As technology continues to evolve, it remains a dynamic research theme. Chemistry education researchers monitor developments in both chemistry and education. At this intersection, artificial intelligence has emerged as a recent focus, particularly in addressing challenges in chemical informatics and learning (Pernaa, Haatainen et al., 2023).

It is important to note that existing technologies also evolve. For example, mobile technology has improved the usability of measurement automation devices, and molecular modeling is now integrated into textbooks via new web applications (Pernaa & Aksela, 2013). Thus, the process is cyclical and iterative, with older technologies revisited multiple times.

5. Summary

This review synthesizes two decades of chemistry education research in Finland, revealing a dynamic and internationally connected field that addresses pressing global challenges. The analysis identifies two central and innovative themes: sustainability and modern technology in teaching.

Research on sustainability emphasizes climate education, systems thinking, and teacher agency, reflecting a shift toward transformative, learner-centered pedagogies and collaborative design. Meanwhile, technology-focused studies explore the integration of artificial intelligence, molecular modeling, and cheminformatics into chemistry instruction, showcasing iterative development aligned with advances in chemical science and educational practice.
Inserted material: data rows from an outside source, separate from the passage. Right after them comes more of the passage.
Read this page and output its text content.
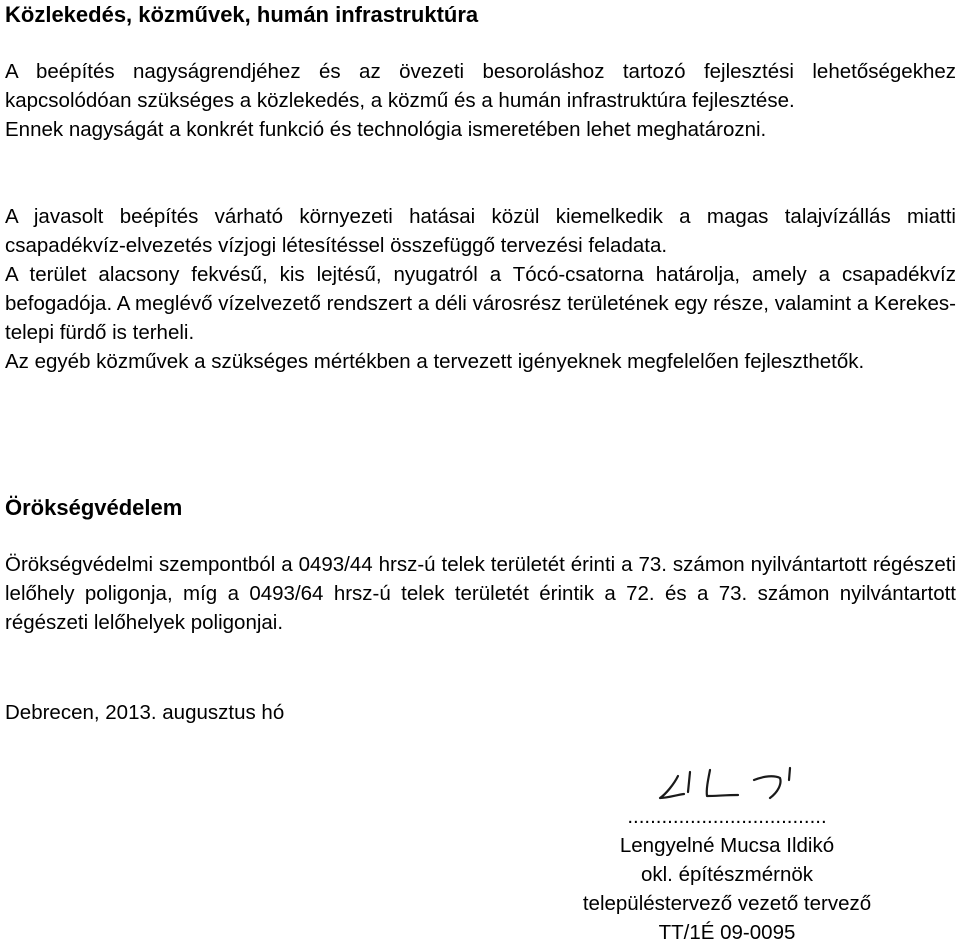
Közlekedés, közművek, humán infrastruktúra

A beépítés nagyságrendjéhez és az övezeti besoroláshoz tartozó fejlesztési lehetőségekhez kapcsolódóan szükséges a közlekedés, a közmű és a humán infrastruktúra fejlesztése.

Ennek nagyságát a konkrét funkció és technológia ismeretében lehet meghatározni.

A javasolt beépítés várható környezeti hatásai közül kiemelkedik a magas talajvízállás miatti csapadékvíz-elvezetés vízjogi létesítéssel összefüggő tervezési feladata.

A terület alacsony fekvésű, kis lejtésű, nyugatról a Tócó-csatorna határolja, amely a csapadékvíz befogadója. A meglévő vízelvezető rendszert a déli városrész területének egy része, valamint a Kerekes-telepi fürdő is terheli.

Az egyéb közművek a szükséges mértékben a tervezett igényeknek megfelelően fejleszthetők.

Örökségvédelem

Örökségvédelmi szempontból a 0493/44 hrsz-ú telek területét érinti a 73. számon nyilvántartott régészeti lelőhely poligonja, míg a 0493/64 hrsz-ú telek területét érintik a 72. és a 73. számon nyilvántartott régészeti lelőhelyek poligonjai.

Debrecen, 2013. augusztus hó
...................................
Lengyelné Mucsa Ildikó
okl. építészmérnök
településtervező vezető tervező
TT/1É 09-0095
Both themes are underpinned by design-based research, which bridges theoretical frameworks with practical applications. The review also highlights the pivotal role of the LUMA Centre Finland network, which fosters collaboration across universities, schools, and societal stakeholders. Through national and international projects, symposia, and the scientific journal LUMAT, this network supports the development of research-based teacher education and innovative chemistry teaching.

Together, these efforts contribute to shaping chemistry education and its teacher education that is responsive to the demands of a sustainable and technologically advanced future.